Re: Accessing an array of pointers in 6502
by on (#238762)
The compiler's code for this particular case is not bad. It can only be optimized by the things you listed, the redundant Y load and using your own pointer directly.
Re: Accessing an array of pointers in 6502
by on (#238768)
If CurrentDataIndex cannot exceed 127:
Code:
  lda _CurrentDataIndex
  asl a
  tax
  lda _AllData+0,x
  sta _CurrentData+0
  lda _AllData+1,x
  sta _CurrentData+1


Otherwise, this is how I'd write it:
Code:
  ; cc65 makes 18 bytes of ZP variables available for callees' use:
  ; ptr1-ptr4 (2 bytes each), tmp1-tmp4 (1 byte each),
  ; regsave (4 bytes), and sreg (2 bytes)
  ; https://github.com/cc65/wiki/wiki/Using-runtime-zeropage-locations-in-assembly-language
  .importzp ptr1

  ; Multiply map position (20*Y+X) by
  ; sizeof(const byte *) which equals 2
  lda _CurrentDataIndex+0
  asl a
  tay         ; low byte goes to Y
  lda _CurrentDataIndex+1
  rol a
  sta ptr1+1  ; high byte goes here

  ; Add the base address of world map array
  lda #<AllData
  sta ptr1+0
  clc
  lda ptr1+1
  adc #>AllData
  sta ptr1+1

  ; Read the pointer from the world map
  lda (ptr1),y
  sta _CurrentData+0
  iny
  lda (ptr1),y
  sta _CurrentData+1
Re: Accessing an array of pointers in 6502
by on (#238769)
Yeah, you can save a little bit of time by putting the low byte of the doubled offset in Y and letting the CPU's indexing do the addition for you, instead of calculating the compete pointer and loading Y with 0, but that's probably as far as you can go when optimizing the generic case.

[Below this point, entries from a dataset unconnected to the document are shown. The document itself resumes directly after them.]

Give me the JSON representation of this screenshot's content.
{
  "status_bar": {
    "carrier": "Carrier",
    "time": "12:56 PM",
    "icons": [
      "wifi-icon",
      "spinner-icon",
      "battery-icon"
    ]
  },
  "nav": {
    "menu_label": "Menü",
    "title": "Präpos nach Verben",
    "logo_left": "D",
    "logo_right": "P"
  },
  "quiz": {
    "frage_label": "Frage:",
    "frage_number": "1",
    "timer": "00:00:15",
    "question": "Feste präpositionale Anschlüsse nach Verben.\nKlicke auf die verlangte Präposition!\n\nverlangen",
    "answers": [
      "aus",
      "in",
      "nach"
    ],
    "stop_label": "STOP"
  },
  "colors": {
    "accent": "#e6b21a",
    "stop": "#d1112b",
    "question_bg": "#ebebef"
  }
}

You can probably get rid of that CLC too, since the index can only go up to 32767, so the carry would always be clear after shifting that left. Unless you're using that bit for something else, of course.
Re: Accessing an array of pointers in 6502
by on (#239125)
Thanks for the generic function and the optimization.

It turns out that cc65 produces even smaller code than the handwritten Assembly version due to using some internal subroutines (ldaxi, aslax).
Since speed is not an issue (I only use this kind of pointer array access with interger index during the screen buildup) and therefore, I can swallow two additional JSR/RTS, I will simply keep the C version for less ROM space usage after all.

But it was still very informative. (For example, I now know how to double an unsigned integer variable in Assembly.)